Make sure you read the documentation about this method, because there are certain subtleties about what it escapes and what it leaves alone. In some cases, you may have to use the more complex, but more flexible, CFURLCreateStringByAddingPercentEscapes(). (If you do, note that you can cast CFStringRef to NSString * and vice versa.)

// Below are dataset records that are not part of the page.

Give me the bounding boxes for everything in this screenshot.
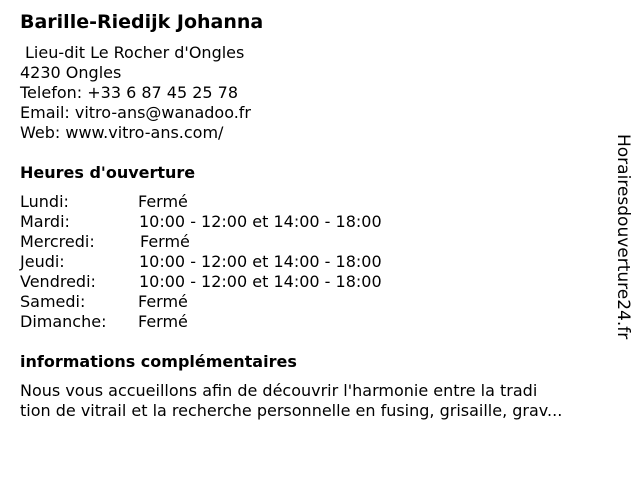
business-card: [20, 10, 600, 421]
hours-row-vendredi: [20, 272, 600, 292]
info-line-2: tion de vitrail et la recherche personnelle en fusing, grisaille, grav...: [20, 401, 563, 420]
hours-row-dimanche: [20, 312, 600, 332]
email-line: Email: vitro-ans@wanadoo.fr: [20, 103, 252, 122]
contact-block: [20, 43, 600, 143]
hours-row-mardi: [20, 212, 600, 232]
hours-day: Mercredi:: [20, 232, 95, 251]
hours-row-lundi: [20, 192, 600, 212]
hours-value: 10:00 - 12:00 et 14:00 - 18:00: [139, 212, 382, 231]
hours-row-jeudi: [20, 252, 600, 272]
info-description: [20, 381, 600, 421]
hours-row-samedi: [20, 292, 600, 312]
web-line: Web: www.vitro-ans.com/: [20, 123, 224, 142]
hours-heading: Heures d'ouverture: [20, 163, 196, 182]
hours-day: Vendredi:: [20, 272, 96, 291]
hours-value: Fermé: [140, 232, 190, 251]
hours-value: Fermé: [138, 312, 188, 331]
site-brand-watermark: Horairesdouverture24.fr: [613, 134, 633, 340]
hours-table: [20, 192, 600, 332]
hours-value: Fermé: [138, 292, 188, 311]
hours-row-mercredi: [20, 232, 600, 252]
info-heading: informations complémentaires: [20, 352, 297, 371]
business-name: Barille-Riedijk Johanna: [20, 11, 264, 33]
hours-day: Lundi:: [20, 192, 69, 211]
hours-value: 10:00 - 12:00 et 14:00 - 18:00: [139, 252, 382, 271]
hours-value: 10:00 - 12:00 et 14:00 - 18:00: [139, 272, 382, 291]
hours-value: Fermé: [138, 192, 188, 211]
hours-day: Dimanche:: [20, 312, 107, 331]
hours-day: Jeudi:: [20, 252, 65, 271]
address-line-2: 4230 Ongles: [20, 63, 122, 82]
hours-day: Mardi:: [20, 212, 70, 231]
hours-day: Samedi:: [20, 292, 86, 311]
address-line-1: Lieu-dit Le Rocher d'Ongles: [25, 43, 245, 62]
info-line-1: Nous vous accueillons afin de découvrir l'harmonie entre la tradi: [20, 381, 538, 400]
phone-line: Telefon: +33 6 87 45 25 78: [20, 83, 239, 102]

There's nothing built in that I know of to do XML/HTML-style entity escaping, but this function ought to handle the basics:

NSString * convertToXMLEntities(NSString * myString) {
    NSMutableString * temp = [myString mutableCopy];

    [temp replaceOccurrencesOfString:@"&"
                          withString:@"&amp;"
                             options:0
                               range:NSMakeRange(0, [temp length])];
    [temp replaceOccurrencesOfString:@"<"
                          withString:@"&lt;"
                             options:0
                               range:NSMakeRange(0, [temp length])];
    [temp replaceOccurrencesOfString:@">"
                          withString:@"&gt;"
                             options:0
                               range:NSMakeRange(0, [temp length])];
    [temp replaceOccurrencesOfString:@"\""
                          withString:@"&quot;"
                             options:0
                               range:NSMakeRange(0, [temp length])];
    [temp replaceOccurrencesOfString:@"'"
                          withString:@"&apos;"
                             options:0
                               range:NSMakeRange(0, [temp length])];

    return [temp autorelease];
}
Brent Royal-Gordon
Wow, your code looks like a formal French garden.
Roger Nolan
If I were writing this for my own code, I would actually have defined a -replaceOccurrencesOfString:withString: method in a category on NSMutableString and used that to avoid the repetition. (I would probably have written this as an NSMutableString method instead of a function, too, come to think of it.) But I didn't want to include too much in this.
Brent Royal-Gordon
A: 

To do HTML/XML entity encoding, you can use a CFMutableString function:

NSString *result = .....;
CFStringTransform((CFMutableStringRef)result, NULL, kCFStringTransformToXMLHex, false);

By setting the last parameter of CFStringTransform to true, it should work for decoding (hex) entities as well.